Este Natal é triste. Estamos a tentar adornar o desânimo com o nosso melhor sorriso quando quase tudo o que nos rodeia é angustiante e aflitivo. Mas quantos Natais já viveu com alguma espécie de tristeza? Ou quer que acredite que foi feliz todos os anos?

O Natal é uma época bipolar e que nos desorganiza psicologicamente, há que dizê-lo com frontalidade, sem delicadeza ou falsos moralismos. Felizmente só nos apercebemos disso quando chegamos a adultos. Nele mora uma perversidade que deambula entre o conforto da proximidade e a dor da ausência. É a mais ambígua das festas e pode ser verdadeiramente penosa para alguns.

Se há quem o queira viver com entusiasmo e fulgor, também há quem deseje passar ao lado da alegria forçada, do quadro da família perfeita, das memórias carregadas ou da falta delas. A sua história tem com certeza capítulos de Natais mais ricos e de outros mais pobres, com a sombra de uma morte recente ou a luz de um nascimento. A árvore já brilhou com enfeites criteriosamente dispostos ou inversamente, andou dias a ganhar coragem para equilibrar a estrela no topo. Anos com a mesa recheada de amor ou aquela consoada que passou numa cabeceira solitária a carpir as dores de um ano difícil. Ainda se lembra?

Desta narrativa do final de dezembro é impossível sair ileso. Valerá a pena sobrevalorizar? Exige tanto de nós, muitas vezes o que não queremos, para o que não estamos disponíveis. Tira-nos tempo, acrescenta-nos trabalho, vira-nos a casa. É certo que também nos traz aquela magia que ninguém sabe bem explicar, que é tão breve no calendário, mas que permanece uma eternidade no nosso álbum dos dias bons.

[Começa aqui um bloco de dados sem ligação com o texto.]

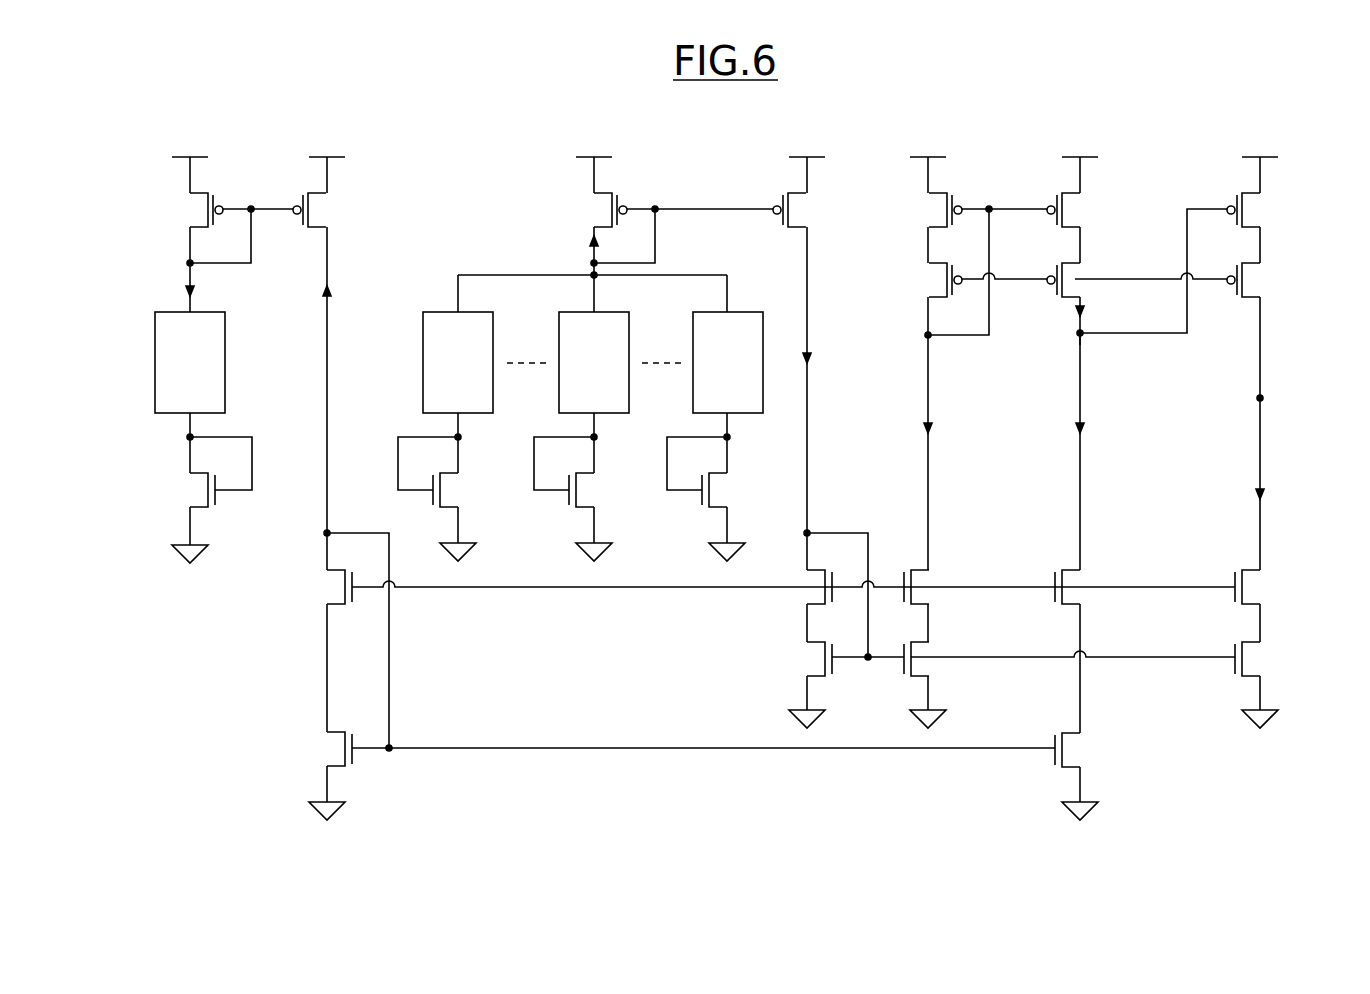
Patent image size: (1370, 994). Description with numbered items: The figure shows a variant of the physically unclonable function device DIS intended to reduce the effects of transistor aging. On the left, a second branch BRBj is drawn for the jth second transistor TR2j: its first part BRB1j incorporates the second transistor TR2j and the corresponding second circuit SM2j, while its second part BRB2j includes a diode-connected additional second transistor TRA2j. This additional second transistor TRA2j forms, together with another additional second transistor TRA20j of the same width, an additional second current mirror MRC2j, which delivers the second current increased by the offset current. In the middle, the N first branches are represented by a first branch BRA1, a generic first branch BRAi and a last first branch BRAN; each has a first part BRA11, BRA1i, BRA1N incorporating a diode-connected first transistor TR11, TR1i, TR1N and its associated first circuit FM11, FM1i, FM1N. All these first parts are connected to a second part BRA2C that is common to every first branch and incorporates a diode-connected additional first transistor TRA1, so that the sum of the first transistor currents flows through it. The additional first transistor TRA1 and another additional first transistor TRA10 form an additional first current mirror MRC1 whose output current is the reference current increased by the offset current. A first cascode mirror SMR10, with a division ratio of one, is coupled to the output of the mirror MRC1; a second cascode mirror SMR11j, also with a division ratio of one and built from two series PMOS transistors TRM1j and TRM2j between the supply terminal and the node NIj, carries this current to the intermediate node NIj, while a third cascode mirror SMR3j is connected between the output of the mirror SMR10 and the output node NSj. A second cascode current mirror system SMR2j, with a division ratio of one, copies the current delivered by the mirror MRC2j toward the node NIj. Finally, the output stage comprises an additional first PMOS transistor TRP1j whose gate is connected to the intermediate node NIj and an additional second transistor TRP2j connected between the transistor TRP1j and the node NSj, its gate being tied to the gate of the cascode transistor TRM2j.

The second branch BRBj is at (188, 128).
The additional second current mirror MRC2j is at (362, 135).
The additional second transistor TRA2j is at (228, 198).
The another additional second transistor TRA20j is at (343, 180).
The second part of the second branch BRB2j is at (180, 228).
The second circuit SM2j is at (153, 365).
The first part of the second branch BRB1j is at (180, 425).
The second transistor TR2j is at (197, 495).
The additional first current mirror MRC1 is at (700, 145).
The additional first transistor TRA1 is at (580, 215).
The another additional first transistor TRA10 is at (787, 232).
The second part of the first branches BRA2C is at (670, 259).
The first branch BRA1 is at (470, 178).
The first branch BRAi is at (630, 165).
The first branch BRAN is at (742, 200).
The first circuit FM11 is at (458, 362).
The first circuit FM1i is at (594, 362).
The first circuit FM1N is at (728, 362).
The first part of the first branch BRA11 is at (483, 418).
The first part of the first branch BRA1i is at (619, 418).
The first part of the first branch BRA1N is at (753, 418).
The first transistor TR11 is at (425, 500).
The first transistor TR1i is at (561, 500).
The first transistor TR1N is at (694, 500).
The second cascode mirror SMR11j is at (990, 165).
The physically unclonable function device DIS is at (1178, 133).
The PMOS transistor TRM1j is at (1086, 196).
The cascode transistor TRM2j is at (1086, 266).
The additional first PMOS transistor TRP1j is at (1260, 196).
The additional second transistor TRP2j is at (1260, 266).
The intermediate node NIj is at (1095, 348).
The output node NSj is at (1277, 398).
The first cascode mirror SMR10 is at (952, 563).
The second cascode current mirror system SMR2j is at (687, 765).
The third cascode mirror SMR3j is at (1175, 705).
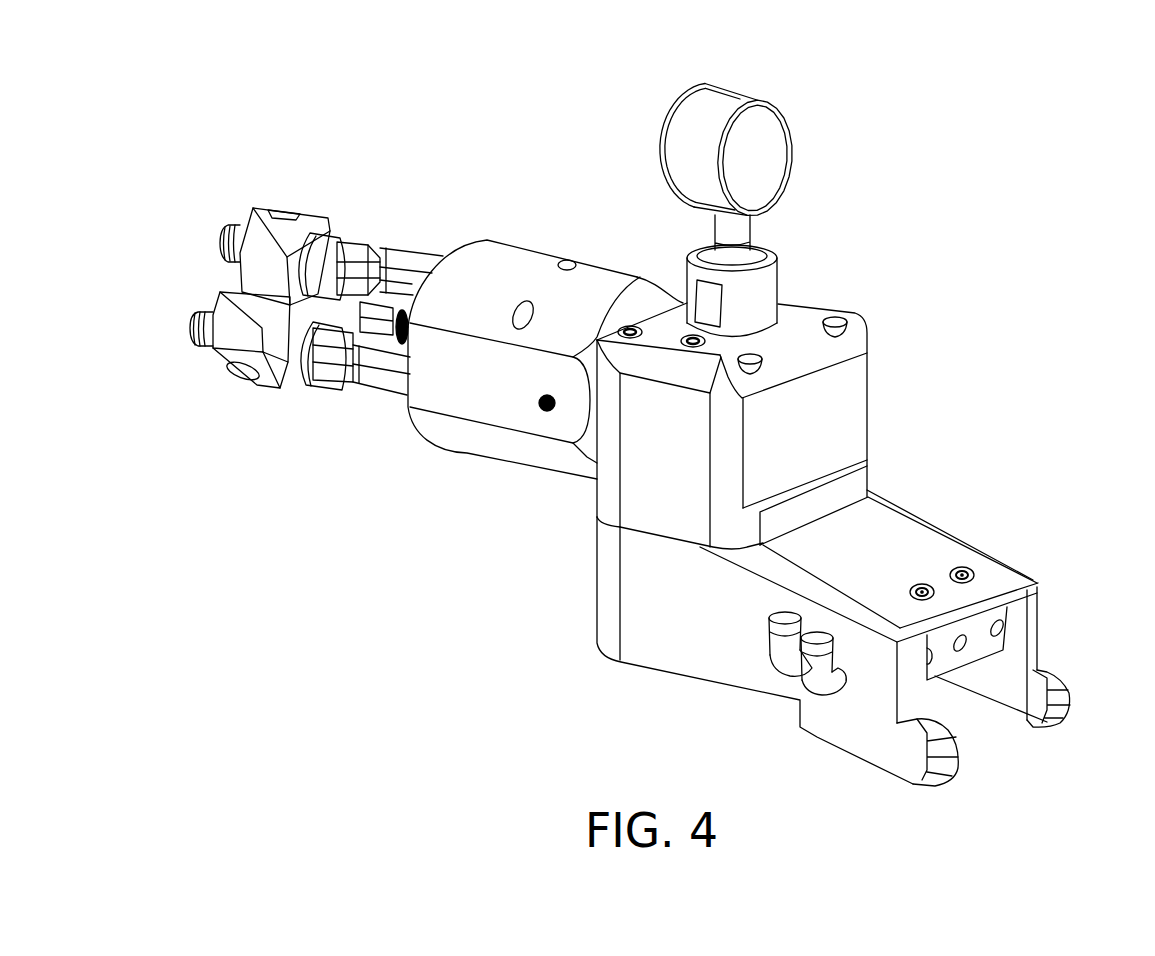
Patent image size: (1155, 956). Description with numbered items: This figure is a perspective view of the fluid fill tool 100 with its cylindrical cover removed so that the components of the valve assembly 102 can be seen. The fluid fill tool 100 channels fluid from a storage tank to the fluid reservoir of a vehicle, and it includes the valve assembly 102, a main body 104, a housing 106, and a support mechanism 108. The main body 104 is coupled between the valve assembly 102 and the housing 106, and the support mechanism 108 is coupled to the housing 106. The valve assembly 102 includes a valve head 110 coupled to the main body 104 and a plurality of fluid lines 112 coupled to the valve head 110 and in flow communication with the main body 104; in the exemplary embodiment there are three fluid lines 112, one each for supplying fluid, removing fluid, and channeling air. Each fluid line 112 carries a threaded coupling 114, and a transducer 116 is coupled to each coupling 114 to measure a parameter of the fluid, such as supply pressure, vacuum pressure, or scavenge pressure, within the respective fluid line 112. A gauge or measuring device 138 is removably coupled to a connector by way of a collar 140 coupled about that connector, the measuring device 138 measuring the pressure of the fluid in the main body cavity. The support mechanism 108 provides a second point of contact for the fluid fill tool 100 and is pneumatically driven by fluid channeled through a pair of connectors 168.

The fluid fill tool 100 is at (275, 132).
The valve assembly 102 is at (382, 497).
The main body 104 is at (850, 397).
The housing 106 is at (627, 620).
The support mechanism 108 is at (997, 612).
The valve head 110 is at (510, 267).
The fluid lines 112 is at (400, 262).
The threaded couplings 114 is at (267, 230).
The transducer 116 is at (262, 387).
The measuring device 138 is at (767, 140).
The collar 140 is at (767, 293).
The connectors 168 is at (783, 660).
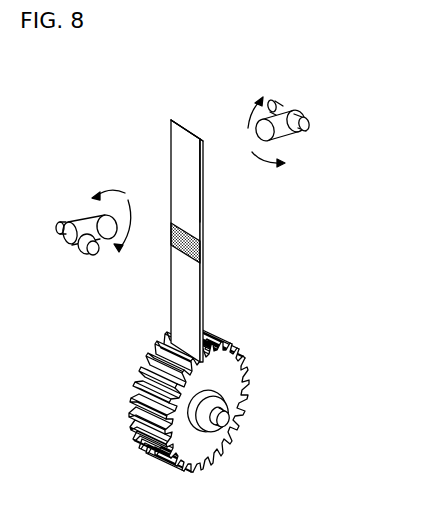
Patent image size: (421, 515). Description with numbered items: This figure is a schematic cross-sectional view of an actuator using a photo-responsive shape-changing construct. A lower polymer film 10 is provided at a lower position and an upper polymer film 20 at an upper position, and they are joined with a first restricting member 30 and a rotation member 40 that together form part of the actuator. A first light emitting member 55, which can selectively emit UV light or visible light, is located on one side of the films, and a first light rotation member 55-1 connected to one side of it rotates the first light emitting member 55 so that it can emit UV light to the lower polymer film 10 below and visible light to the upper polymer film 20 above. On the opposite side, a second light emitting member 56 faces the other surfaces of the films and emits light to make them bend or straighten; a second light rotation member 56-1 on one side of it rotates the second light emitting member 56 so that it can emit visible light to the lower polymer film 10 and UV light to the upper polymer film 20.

The 1-1 polymer film 10 is at (203, 302).
The 1-2 polymer film 20 is at (203, 200).
The first restricting member 30 is at (203, 250).
The rotation member 40 is at (241, 415).
The first light emitting member 55 is at (280, 133).
The first light rotation member 55-1 is at (292, 112).
The second light emitting member 56 is at (98, 222).
The second light rotation member 56-1 is at (74, 246).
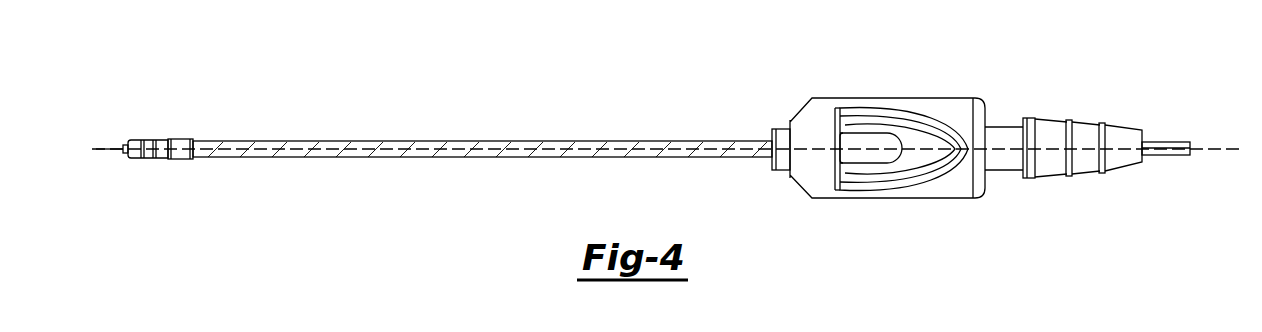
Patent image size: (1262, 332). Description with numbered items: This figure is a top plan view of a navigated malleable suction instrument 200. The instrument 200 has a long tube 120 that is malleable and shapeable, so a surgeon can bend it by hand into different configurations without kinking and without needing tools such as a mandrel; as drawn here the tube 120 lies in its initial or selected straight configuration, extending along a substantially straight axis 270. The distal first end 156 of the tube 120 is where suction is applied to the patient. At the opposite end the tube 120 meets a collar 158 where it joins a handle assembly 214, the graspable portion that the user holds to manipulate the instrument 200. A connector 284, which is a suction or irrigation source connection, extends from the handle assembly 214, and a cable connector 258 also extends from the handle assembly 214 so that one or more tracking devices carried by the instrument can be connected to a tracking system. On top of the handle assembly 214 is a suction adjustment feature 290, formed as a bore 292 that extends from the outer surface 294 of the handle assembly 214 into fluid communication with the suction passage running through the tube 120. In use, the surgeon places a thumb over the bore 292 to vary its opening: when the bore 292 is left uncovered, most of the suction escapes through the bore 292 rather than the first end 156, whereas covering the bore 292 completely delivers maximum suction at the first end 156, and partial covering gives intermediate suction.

The navigated malleable suction instrument 200 is at (350, 63).
The first end 156 is at (123, 147).
The substantially straight axis 270 is at (104, 150).
The tube 120 is at (466, 128).
The collar 158 is at (767, 128).
The handle assembly 214 is at (936, 93).
The bore 292 is at (864, 139).
The suction adjustment feature 290 is at (869, 166).
The outer surface 294 is at (925, 168).
The cable connector 258 is at (1183, 141).
The connector 284 is at (1145, 160).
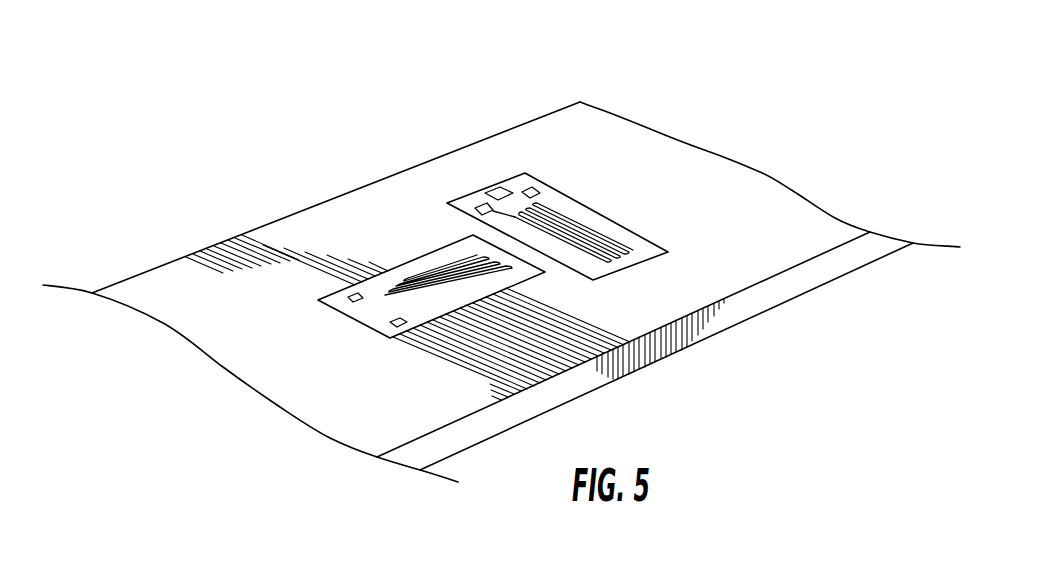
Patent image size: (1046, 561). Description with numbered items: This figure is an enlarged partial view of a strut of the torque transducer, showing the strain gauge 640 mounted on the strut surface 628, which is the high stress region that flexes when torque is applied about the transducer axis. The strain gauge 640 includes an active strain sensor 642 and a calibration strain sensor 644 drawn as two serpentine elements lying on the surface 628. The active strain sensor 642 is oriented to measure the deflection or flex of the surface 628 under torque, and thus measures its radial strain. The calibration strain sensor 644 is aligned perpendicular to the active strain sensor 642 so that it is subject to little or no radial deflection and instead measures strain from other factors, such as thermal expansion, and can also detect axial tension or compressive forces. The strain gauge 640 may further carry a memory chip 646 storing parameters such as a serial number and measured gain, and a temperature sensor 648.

The flexible substrate sheet 628 is at (410, 133).
The strain gauge 640 is at (617, 206).
The active strain sensor 642 is at (417, 254).
The calibration strain sensor 644 is at (593, 218).
The memory chip 646 is at (499, 188).
The temperature sensor 648 is at (652, 255).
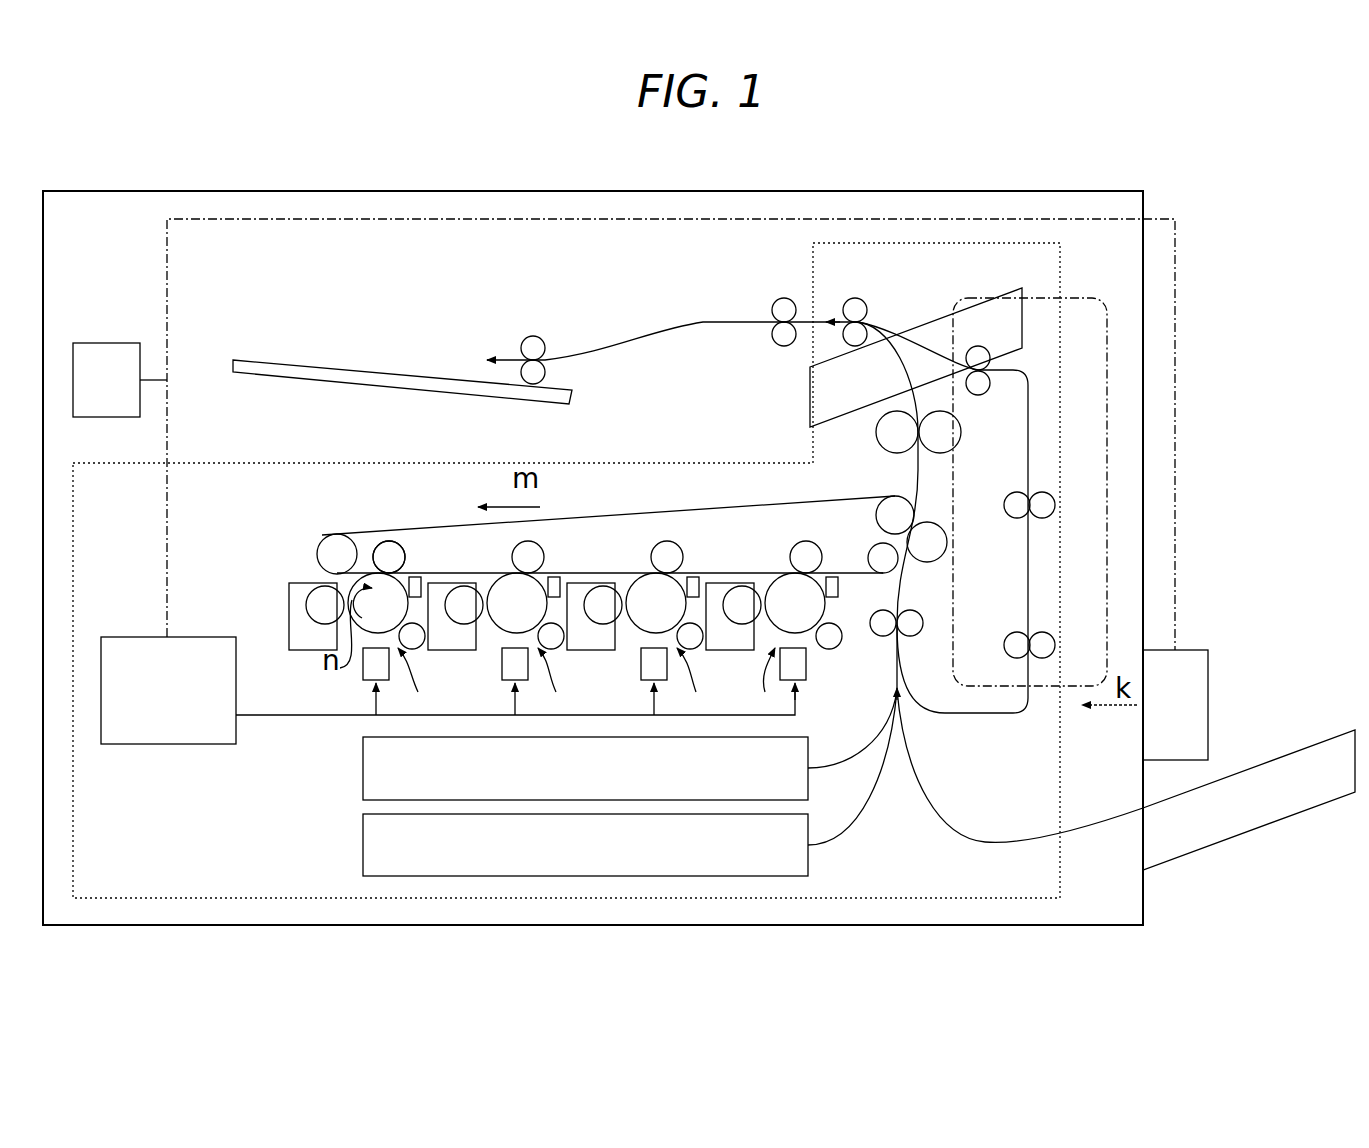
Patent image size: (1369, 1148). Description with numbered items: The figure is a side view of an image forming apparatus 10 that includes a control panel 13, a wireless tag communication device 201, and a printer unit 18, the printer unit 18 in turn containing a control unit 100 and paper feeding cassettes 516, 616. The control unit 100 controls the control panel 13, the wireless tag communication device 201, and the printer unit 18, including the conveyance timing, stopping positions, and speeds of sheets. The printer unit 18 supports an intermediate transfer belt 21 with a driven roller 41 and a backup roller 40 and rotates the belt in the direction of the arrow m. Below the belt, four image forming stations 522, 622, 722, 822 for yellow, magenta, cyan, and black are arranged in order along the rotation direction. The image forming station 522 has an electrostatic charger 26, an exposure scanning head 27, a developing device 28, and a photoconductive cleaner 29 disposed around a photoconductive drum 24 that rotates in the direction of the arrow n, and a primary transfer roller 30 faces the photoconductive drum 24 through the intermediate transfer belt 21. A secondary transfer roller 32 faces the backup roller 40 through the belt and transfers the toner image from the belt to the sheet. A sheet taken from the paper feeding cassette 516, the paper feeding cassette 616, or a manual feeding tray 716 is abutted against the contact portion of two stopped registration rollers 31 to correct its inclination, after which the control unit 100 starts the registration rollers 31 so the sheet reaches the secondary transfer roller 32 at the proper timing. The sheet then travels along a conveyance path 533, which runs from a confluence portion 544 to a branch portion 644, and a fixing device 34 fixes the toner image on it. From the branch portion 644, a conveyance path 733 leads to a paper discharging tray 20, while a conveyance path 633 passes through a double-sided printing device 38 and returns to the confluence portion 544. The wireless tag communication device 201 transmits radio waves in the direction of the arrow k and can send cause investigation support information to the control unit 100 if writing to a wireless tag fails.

The image forming apparatus 10 is at (235, 178).
The control panel 13 is at (128, 343).
The printer unit 18 is at (118, 463).
The paper discharging tray 20 is at (375, 372).
The intermediate transfer belt 21 is at (677, 507).
The photoconductive drum 24 is at (352, 585).
The electrostatic charger 26 is at (420, 648).
The exposure scanning head 27 is at (363, 665).
The developing device 28 is at (289, 611).
The photoconductive cleaner 29 is at (415, 577).
The primary transfer roller 30 is at (388, 541).
The registration rollers 31 is at (880, 638).
The secondary transfer roller 32 is at (930, 563).
The fixing device 34 is at (908, 418).
The double-sided printing device 38 is at (1072, 298).
The backup roller 40 is at (876, 514).
The driven roller 41 is at (320, 540).
The control unit 100 is at (130, 637).
The wireless tag communication device 201 is at (1190, 650).
The paper feeding cassette 516 is at (363, 768).
The image forming station 522 is at (421, 680).
The conveyance path 533 is at (912, 480).
The confluence portion 544 is at (902, 690).
The paper feeding cassette 616 is at (363, 845).
The image forming station 622 is at (560, 680).
The conveyance path 633 is at (928, 355).
The branch portion 644 is at (880, 322).
The manual feeding tray 716 is at (1318, 737).
The image forming station 722 is at (692, 680).
The conveyance path 733 is at (790, 300).
The image forming station 822 is at (753, 680).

O Natal é emocional. O meu avô morreu na véspera. Ninguém devia morrer no Natal, simplesmente porque é a pior altura para se morrer. A dor agiganta-se, cola-se à data e perpetua-se. O Natal deixa de saber… a Natal. Uma mão quente na nossa face não se substitui com os presentes dos que estão ausentes. Tudo ganha outra dimensão, uma intensidade inconsciente, um significado suplementar: um toque na traseira do carro, a encomenda extraviada, o bacalhau salgado, quem se atrasa para a ceia. Faz-nos perder a paciência e correr sem razão. A frase “já me estragaram o Natal” faz sentido, porque todos procuramos dias perfeitos, leves e ternos como a casquinha do leite creme.

O Natal devia ter sempre primos em abundância, lugares a menos, barulho a mais, lareiras vivas e quentes, filmes que sabemos de cor, mãos sábias e pacientemente debruçadas em panelas fumegantes, só que às vezes não tem nada disto, mas não deixa de acontecer. É mais teimoso que uma nódoa de tinto numa toalha de linho, fica para sempre, para o recordamos no bem e no mal. São estas as marcas de felicidade em forma de brinde que vai querer repetir, com toda a força, num ano melhor. Para já sossegue… sim, é Natal, sim, é a mais fraterna das celebrações, mas não se sinta obrigado a estar feliz.